Taferl
In Austria, a small blackboard is called Taferl , which politicians set up during speeches or in television interviews to support their arguments. It mostly shows diagrams, political slogans or newspaper clippings.
The inventor of the Taferl is Jörg Haider , who in a televised confrontation with Franz Vranitzky in the run-up to the National Council elections in 1994 held a Taferl with the covers of Kurt Zacharias, then director of the Styrian Chamber of Labor, in front of the camera with the words "Now I'll show you something" . The public discussion permanently damaged the SPÖ .
However, when Haider wanted to repeat this success in 1995 in a television confrontation with Viktor Klima , the latter defended himself with the words "Do a trip to Maria Taferl again ?" In 1999, Wolfgang Schüssel countered with the laconic comment "Now the table has fallen over."
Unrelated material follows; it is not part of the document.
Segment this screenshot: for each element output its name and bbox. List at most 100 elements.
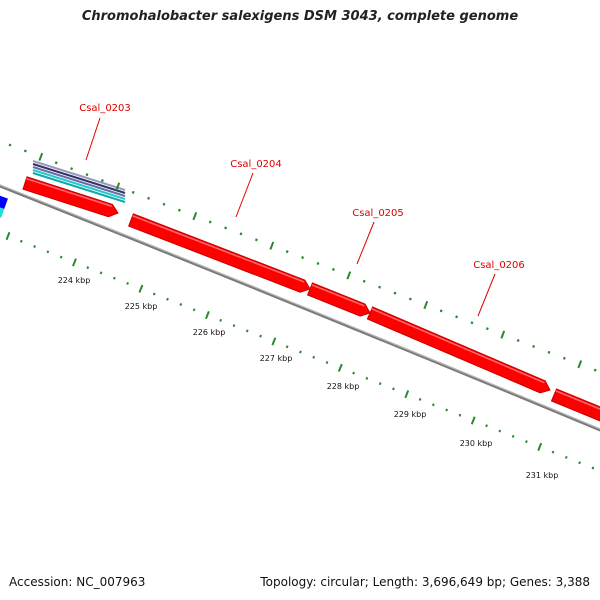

In the years that followed, the Taferl became increasingly popular as a means of political discussion in all parties. In parliament too, plates are increasingly being placed on the lectern. The Taferl is considered very unpopular among journalists, in 2005 the presenter Gabi Waldner corrected Peter Westenthaler with a counter-cup.
swell
- Tell it through the Taferl ORF.at, accessed October 10, 2013
- Haiders Taferl Der Standard.at, accessed October 10, 2013
- Haiders Taferl NZZ.ch, accessed October 10, 2013
- Taferl-Legenden Die Presse.com, accessed October 10, 2013
- The man with the Taferl Arbeit & Wirtschaft 10/2011, accessed October 10, 2013
literature
- Sandra Innerwinkler: Linguistic innovation in discourse . Verlag der Wissenschaften, ISBN 978-3-631-60084-9
Individual evidence
- ^ Daniel Pfurtscheller: Persuasive action: object-related, multimodal, mass media. Use of the “Taferln” in Austrian TV election debates . In: Studia Linguistica . tape 35 , 2016, p. 37–66 , doi : 10.19195 / 0137-1169.35.3 ( wuwr.pl [accessed June 26, 2017]).